Ricursive Intelligence, a startup founded by two former Google researchers Anna Goldie and Azalia Mirhoseini, has raised a $35 million seed funding round to revolutionize the semiconductor chip design industry. The funding, led by Sequoia Capital and Striker Venture Partners, values the company at $750 million and will fuel the development of AI-driven software that automates the complex, years-long chip design process, potentially cutting it down to mere weeks.
Goldie, the CEO, explains that while chips are fundamental to AI advancement, the traditional, multi-year chip design timelines are now a bottleneck holding back progress. Ricursive Intelligence is pioneering a “recursive self-improvement loop” where AI designs better chips that in turn enable more advanced AI, accelerating technological breakthroughs.
Pioneering AI Tools from Google DeepMind Lay the Foundation
The founders bring profound expertise from their tenure at Google DeepMind where they co-developed AlphaChip, an AI system designed to automate chip layout creation using reinforcement learning. This breakthrough system can generate chip layouts in hours—a dramatic improvement from the weeks or months that were traditionally required. AlphaChip’s effectiveness is proven by its role in designing several generations of Google’s Tensor Processing Units (TPUs), the bespoke AI accelerators powering Google’s advanced AI systems, including the Gemini chatbot. Beyond Google, AlphaChip’s design method has been adopted by major industry players such as MediaTek and utilized within other Alphabet chip projects.
AlphaChip operates by treating chip floorplanning as a strategic game where the AI places components on a blank grid carefully, optimizing for connectivity and performance, guided by a reward system. This approach leverages a sophisticated graph neural network to learn and improve design efficiency continuously. Such innovations extend beyond layout optimization to other stages in chip manufacturing, like timing and logical synthesis, amplifying AI’s role in hardware design. Azalia Mirhoseini, Ricursive CTO and a Stanford professor, is also notable for co-authoring the influential 2017 paper on Mixture-of-Experts architecture, a foundational design element of cutting-edge language models like GPT-4, highlighting the founders’ deep roots in AI and hardware convergence.
Addressing Critical Challenges in Chip Design for the New AI Era
Custom silicon chips have become vital for leading tech companies aiming for performance and cost efficiency tailored to specific AI workloads.
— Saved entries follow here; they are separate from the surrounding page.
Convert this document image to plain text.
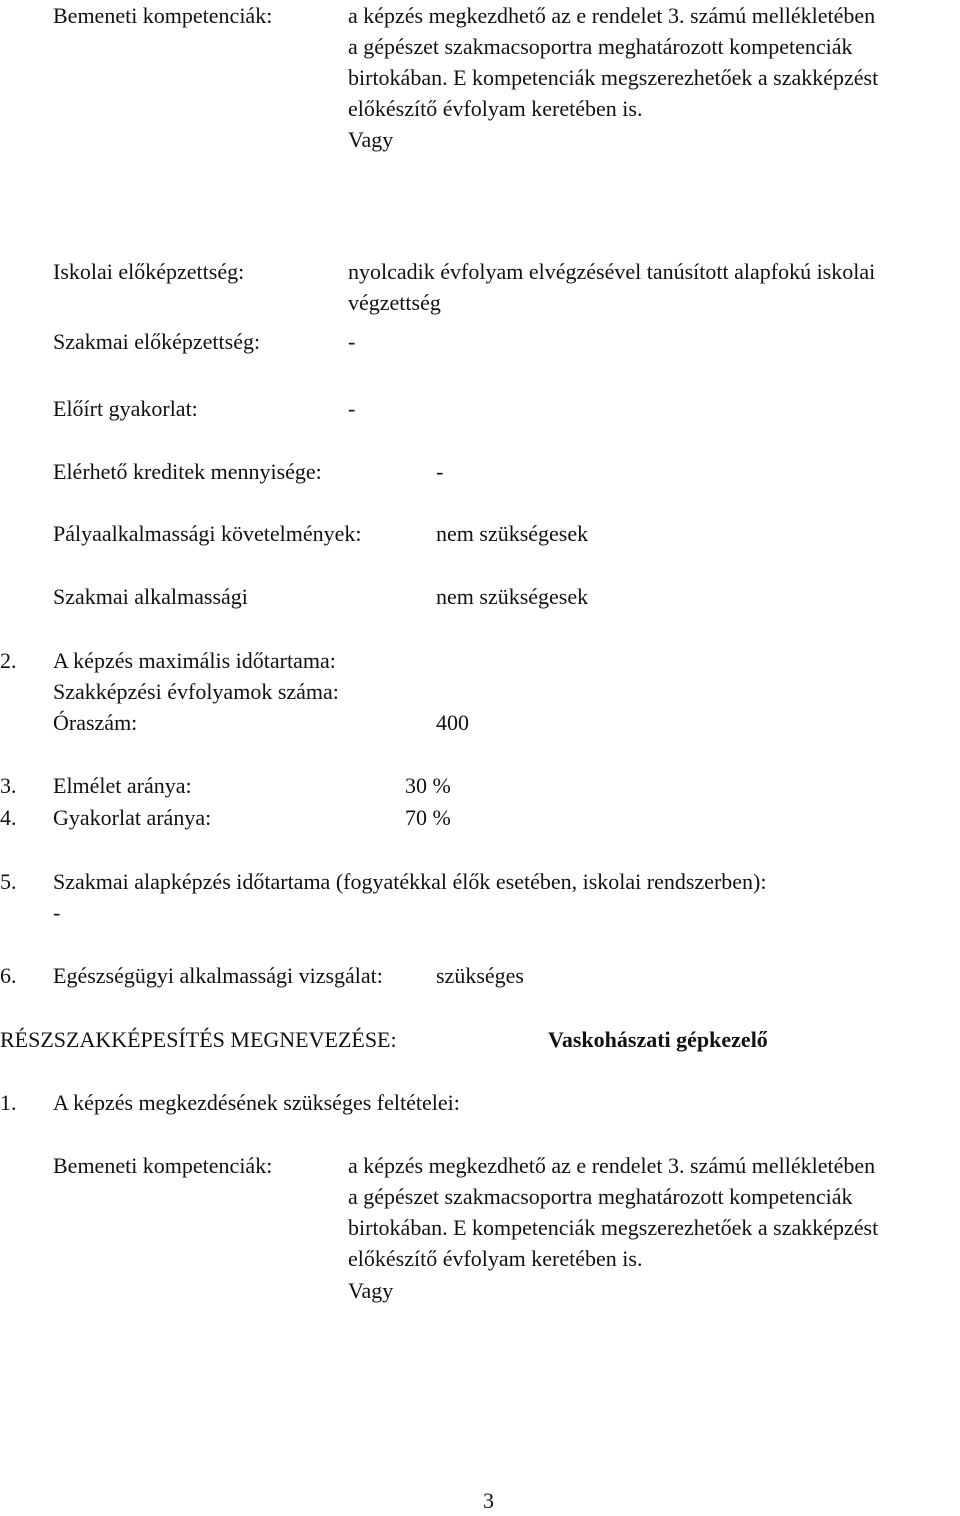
Bemeneti kompetenciák:	a képzés megkezdhető az e rendelet 3. számú mellékletében
a gépészet szakmacsoportra meghatározott kompetenciák
birtokában. E kompetenciák megszerezhetőek a szakképzést
előkészítő évfolyam keretében is.
Vagy
Iskolai előképzettség:	nyolcadik évfolyam elvégzésével tanúsított alapfokú iskolai
végzettség
Szakmai előképzettség:	-
Előírt gyakorlat:	-
Elérhető kreditek mennyisége:	-
Pályaalkalmassági követelmények:	nem szükségesek
Szakmai alkalmassági	nem szükségesek
2. A képzés maximális időtartama:
Szakképzési évfolyamok száma:
Óraszám:	400
3. Elmélet aránya:	30 %
4. Gyakorlat aránya:	70 %
5. Szakmai alapképzés időtartama (fogyatékkal élők esetében, iskolai rendszerben):
-
6. Egészségügyi alkalmassági vizsgálat: szükséges
RÉSZSZAKKÉPESÍTÉS MEGNEVEZÉSE:	Vaskohászati gépkezelő
1. A képzés megkezdésének szükséges feltételei:
Bemeneti kompetenciák:	a képzés megkezdhető az e rendelet 3. számú mellékletében
a gépészet szakmacsoportra meghatározott kompetenciák
birtokában. E kompetenciák megszerezhetőek a szakképzést
előkészítő évfolyam keretében is.
Vagy
3
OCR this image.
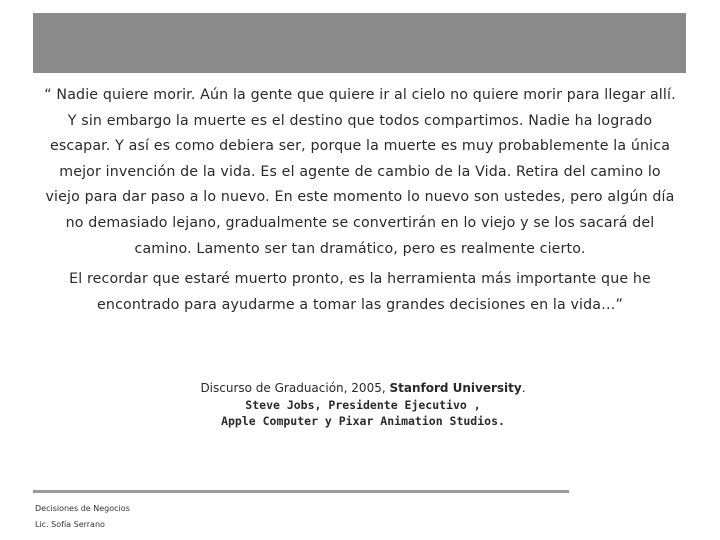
“ Nadie quiere morir. Aún la gente que quiere ir al cielo no quiere morir para llegar allí. Y sin embargo la muerte es el destino que todos compartimos. Nadie ha logrado escapar. Y así es como debiera ser, porque la muerte es muy probablemente la única mejor invención de la vida. Es el agente de cambio de la Vida. Retira del camino lo viejo para dar paso a lo nuevo. En este momento lo nuevo son ustedes, pero algún día no demasiado lejano, gradualmente se convertirán en lo viejo y se los sacará del camino. Lamento ser tan dramático, pero es realmente cierto.

El recordar que estaré muerto pronto, es la herramienta más importante que he encontrado para ayudarme a tomar las grandes decisiones en la vida…”

Discurso de Graduación, 2005, Stanford University.
Steve Jobs, Presidente Ejecutivo ,
Apple Computer y Pixar Animation Studios.
Decisiones de Negocios
Lic. Sofía Serrano
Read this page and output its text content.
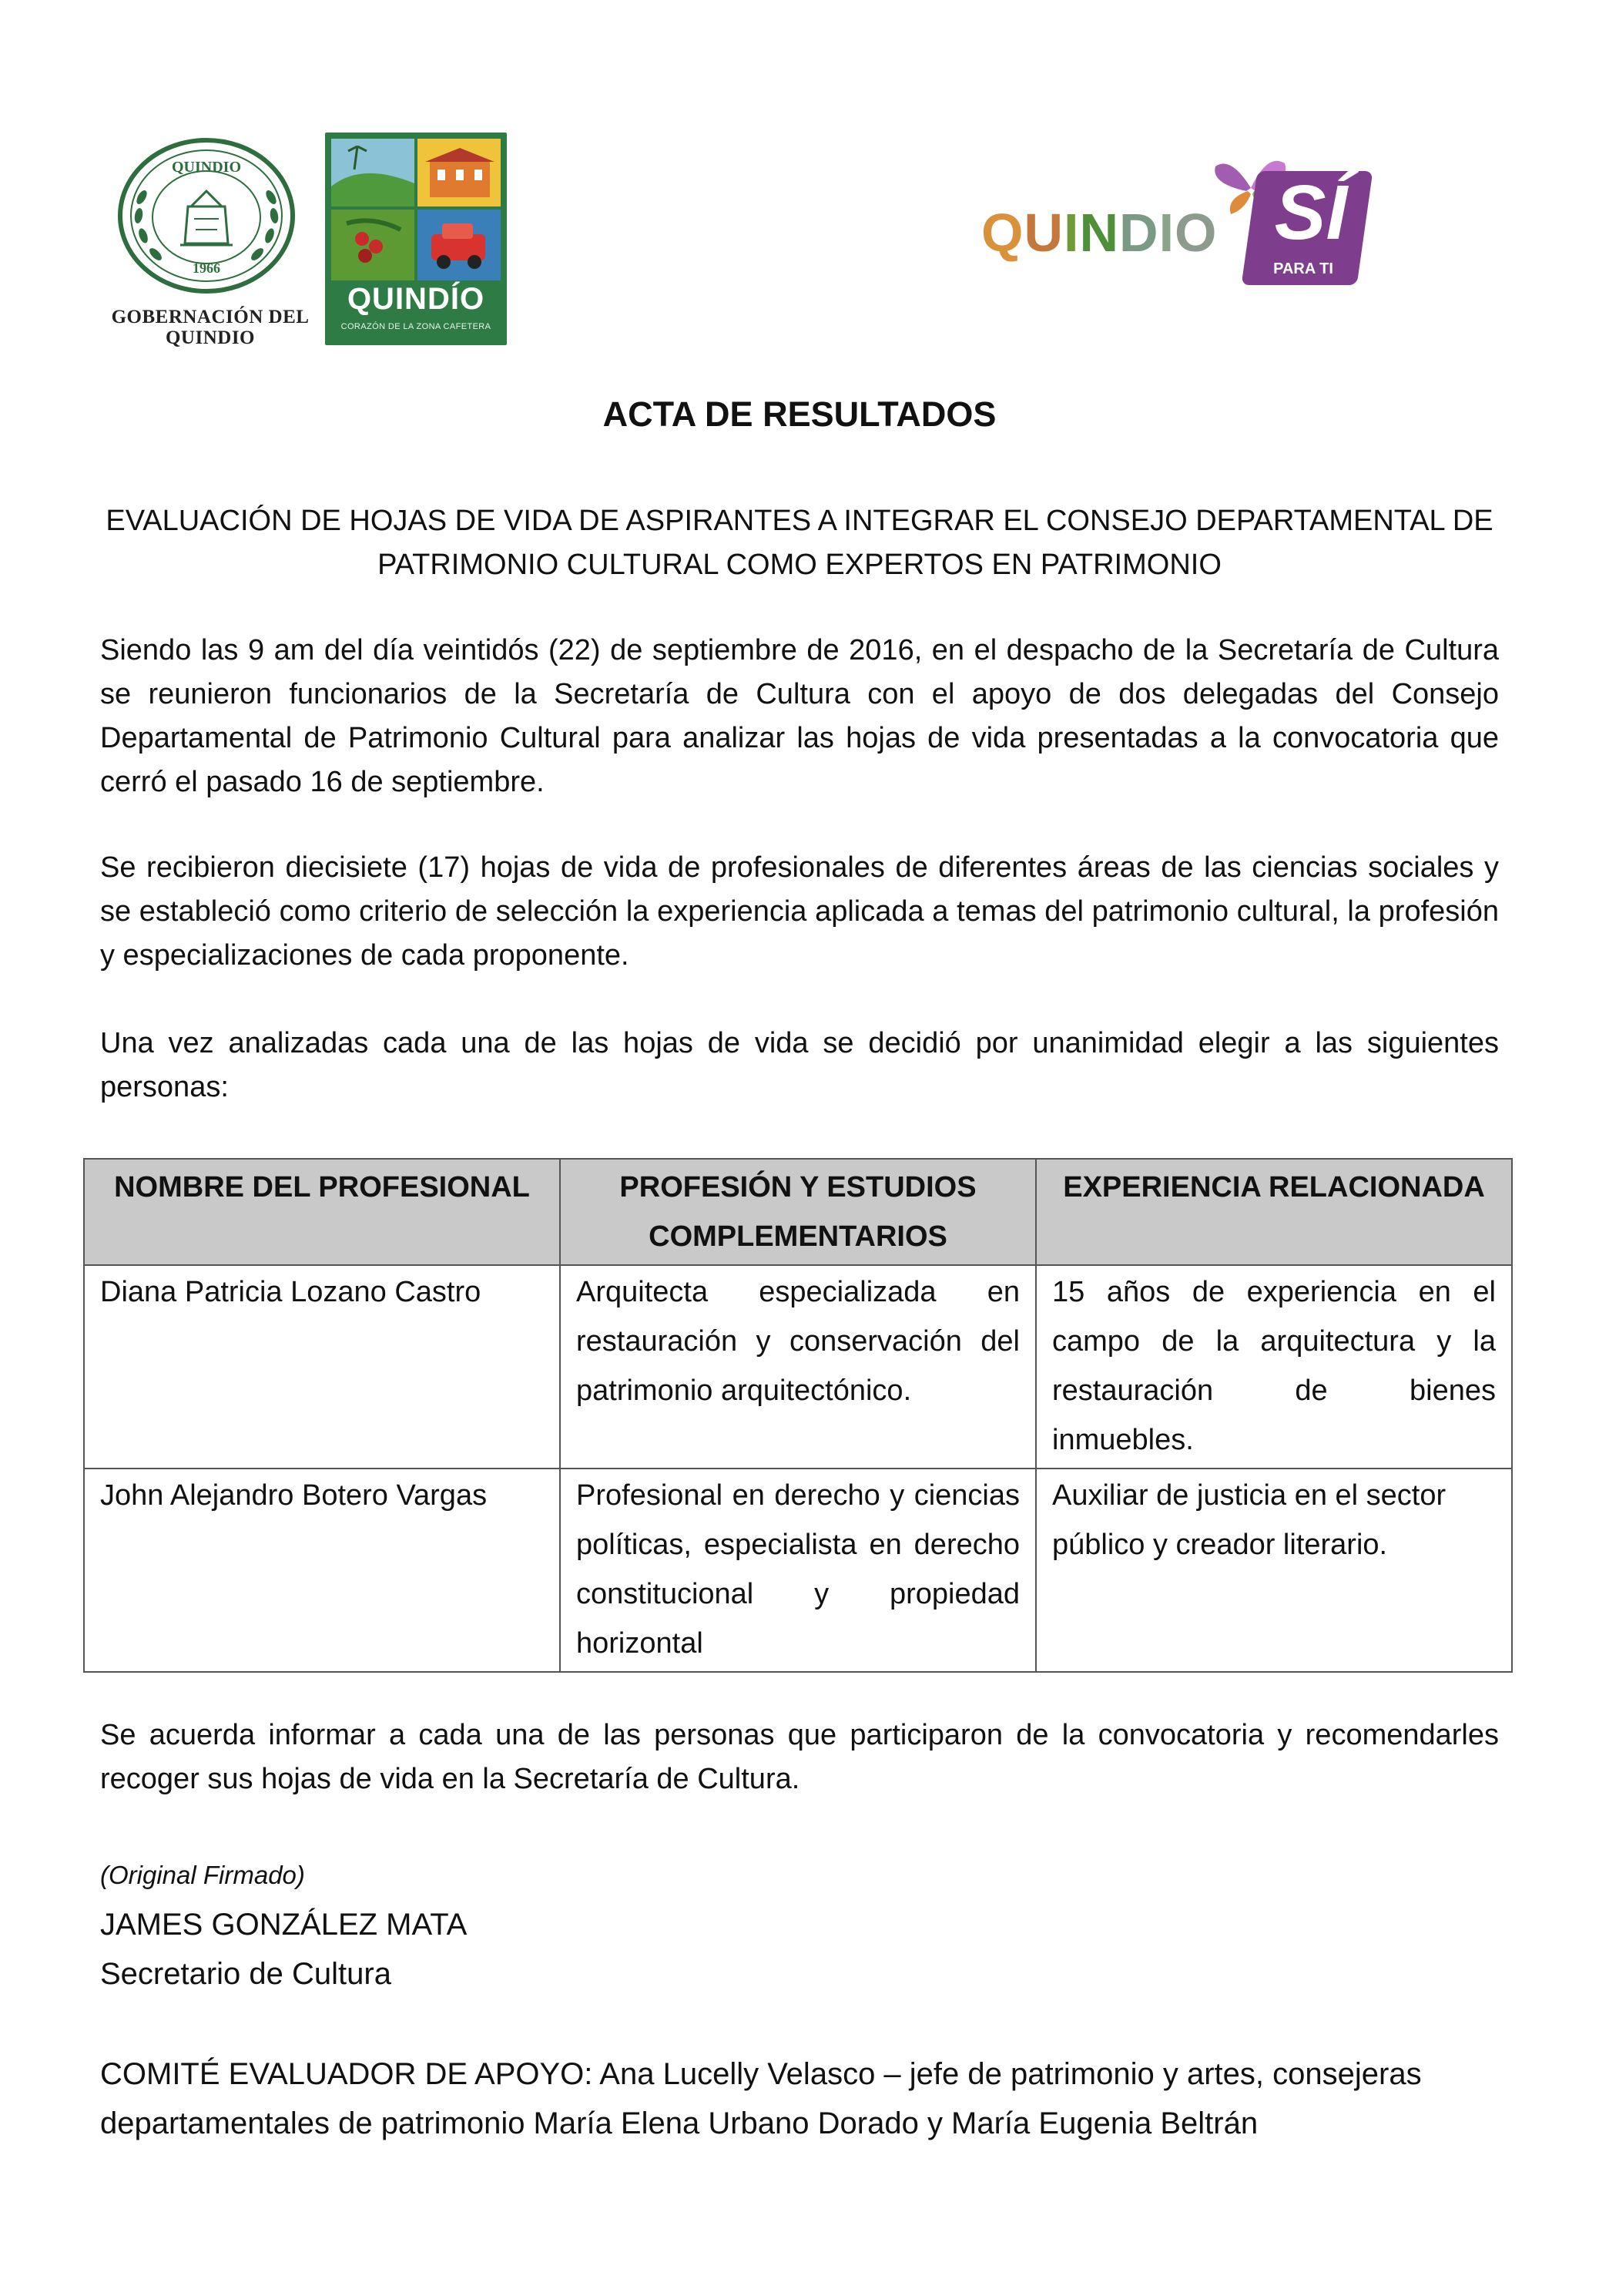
QUINDIO
1966
GOBERNACIÓN DEL
QUINDIO
QUINDÍO
CORAZÓN DE LA ZONA CAFETERA
QUINDIO SÍ
PARA TI
ACTA DE RESULTADOS
EVALUACIÓN DE HOJAS DE VIDA DE ASPIRANTES A INTEGRAR EL CONSEJO DEPARTAMENTAL DE
PATRIMONIO CULTURAL COMO EXPERTOS EN PATRIMONIO
Siendo las 9 am del día veintidós (22) de septiembre de 2016, en el despacho de la Secretaría de Cultura se reunieron funcionarios de la Secretaría de Cultura con el apoyo de dos delegadas del Consejo Departamental de Patrimonio Cultural para analizar las hojas de vida presentadas a la convocatoria que cerró el pasado 16 de septiembre.
Se recibieron diecisiete (17) hojas de vida de profesionales de diferentes áreas de las ciencias sociales y se estableció como criterio de selección la experiencia aplicada a temas del patrimonio cultural, la profesión y especializaciones de cada proponente.
Una vez analizadas cada una de las hojas de vida se decidió por unanimidad elegir a las siguientes personas:
NOMBRE DEL PROFESIONAL	PROFESIÓN Y ESTUDIOS COMPLEMENTARIOS	EXPERIENCIA RELACIONADA
Diana Patricia Lozano Castro	Arquitecta especializada en restauración y conservación del patrimonio arquitectónico.	15 años de experiencia en el campo de la arquitectura y la restauración de bienes inmuebles.
John Alejandro Botero Vargas	Profesional en derecho y ciencias políticas, especialista en derecho constitucional y propiedad horizontal	Auxiliar de justicia en el sector público y creador literario.
Se acuerda informar a cada una de las personas que participaron de la convocatoria y recomendarles recoger sus hojas de vida en la Secretaría de Cultura.
(Original Firmado)
JAMES GONZÁLEZ MATA
Secretario de Cultura
COMITÉ EVALUADOR DE APOYO: Ana Lucelly Velasco – jefe de patrimonio y artes, consejeras departamentales de patrimonio María Elena Urbano Dorado y María Eugenia Beltrán
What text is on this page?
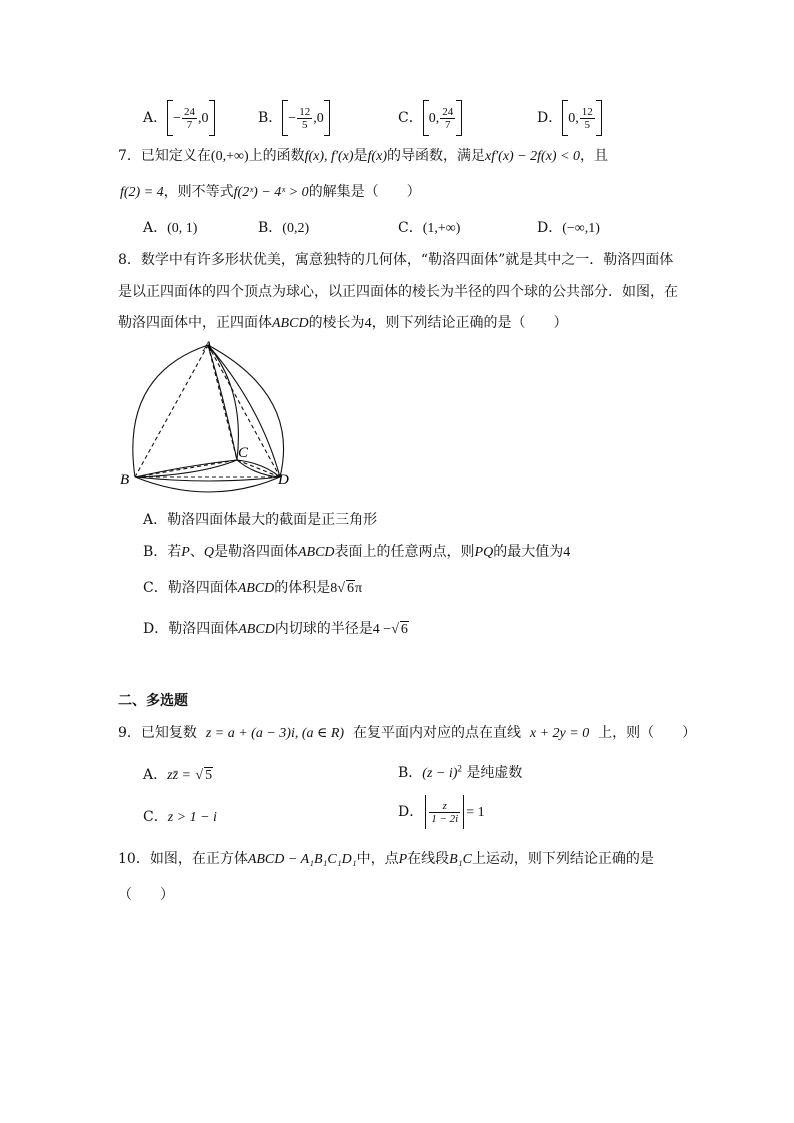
A． − $\frac{24}{7} ,0$	B． − $\frac{12}{5} ,0$	C． 0, $\frac{24}{7}$	D． 0, $\frac{12}{5}$
7．已知定义在(0,+∞)上的函数f(x), f′(x)是f(x)的导函数，满足xf′(x) − 2f(x) < 0，且
f(2) = 4，则不等式f(2ˣ) − 4ˣ > 0的解集是（　　）
A．(0, 1)	B．(0,2)	C．(1,+∞)	D．(−∞,1)
8．数学中有许多形状优美，寓意独特的几何体，“勒洛四面体”就是其中之一．勒洛四面体
是以正四面体的四个顶点为球心，以正四面体的棱长为半径的四个球的公共部分．如图，在
勒洛四面体中，正四面体ABCD的棱长为4，则下列结论正确的是（　　）
A
B
C
D
A．勒洛四面体最大的截面是正三角形
B．若P、Q是勒洛四面体ABCD表面上的任意两点，则PQ的最大值为4
C．勒洛四面体ABCD的体积是8√ 6π
D．勒洛四面体ABCD内切球的半径是4 −√ 6
二、多选题
9．已知复数 z = a + (a − 3)i, (a ∈ R) 在复平面内对应的点在直线 x + 2y = 0 上，则（　　）
A．zz̄ = √ 5	B．$(z - i)^2$ 是纯虚数
C．z > 1 − i	D． $\frac{z}{1 - 2i} = 1$
10．如图，在正方体ABCD − A₁B₁C₁D₁中，点P在线段B₁C上运动，则下列结论正确的是
（　　）
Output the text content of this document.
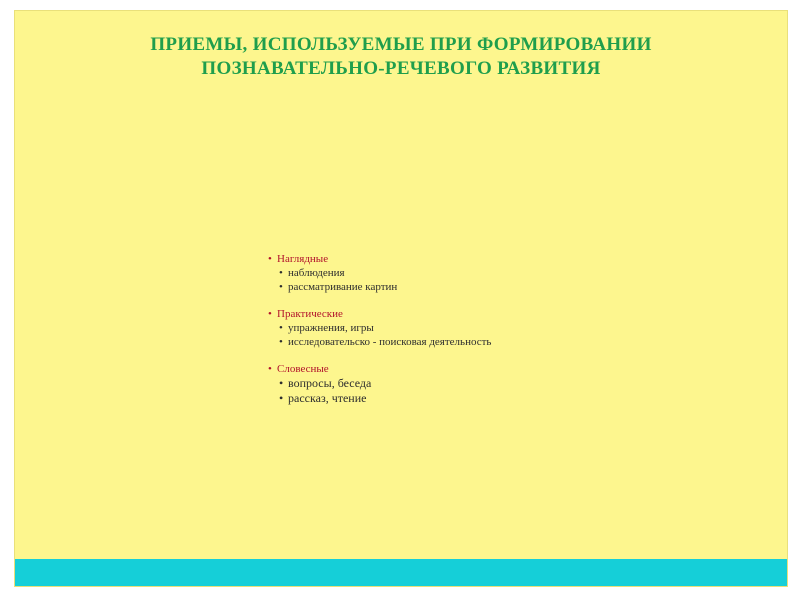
ПРИЕМЫ, ИСПОЛЬЗУЕМЫЕ ПРИ ФОРМИРОВАНИИ
ПОЗНАВАТЕЛЬНО-РЕЧЕВОГО РАЗВИТИЯ
• Наглядные
• наблюдения
• рассматривание картин
• Практические
• упражнения, игры
• исследовательско - поисковая деятельность
• Словесные
• вопросы, беседа
• рассказ, чтение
Amazon’s Graviton, Apple’s M-series processors, and Google’s TPUs demonstrate how specialized silicon delivers superior results over general-purpose processors. However, traditional chip design remains exorbitantly expensive—designing a next-generation 3nm chip can cost between $500 million to $1 billion, with any iteration or fabrication errors adding millions more to costs and weeks to development time. This slow and costly process is increasingly misaligned with the rapid evolution of AI technologies that demand quick hardware iterations to keep pace.
Ricursive Intelligence seeks to transform this reality by applying a full-stack AI solution to automate chip design comprehensively—from architecture to layout to verification and implementation. Their vision promises to dramatically compress development timelines from years to weeks, reducing costs and risks associated with traditional methods. The AI-driven design platform also has the potential to democratize chip innovation, extending custom silicon design capabilities beyond tech giants to a broader range of enterprises and industries eager to harness AI acceleration.
Sequoia Capital’s Stephanie Zhan, now joining Ricursive’s board, emphasizes the startup’s position as a pioneering frontier lab using AI to reshape semiconductor design. The new capital injection will support expanding Ricursive’s AI research team, building robust computing infrastructure, and onboarding enterprise partners eager to integrate their platform into chip development workflows.
The Future of AI and Chip Design Synergy
Ricursive Intelligence’s approach is founded on continuous learning and recursive improvement; the AI systems they develop not only automate current design tasks but improve themselves by analyzing previous chip designs and applying that knowledge to new projects. This creates a virtuous cycle where better AI chips enable more powerful AI, which in turn designs better chips—a dynamic with transformative potential for the semiconductor industry.
The startup aims to bridge the longstanding gap between software-driven AI innovation and hardware capabilities, fostering faster evolution in both fields. By automating and accelerating chip design, Ricursive could enable a surge in custom silicon tailored to novel AI applications, speeding advancements in superintelligence and other frontier technologies. Their leadership team, composed of pioneers with demonstrated success in both AI and hardware, is attracting top talent and investment interest aligned with the burgeoning $800 billion global semiconductor market.
These developments signal a potential “Cambrian explosion” in chip design innovation, where agile AI-powered design tools unlock new frontiers in computing performance, cost, and specialization far beyond current capabilities. Ricursive Intelligence is set to be at the forefront of this evolution.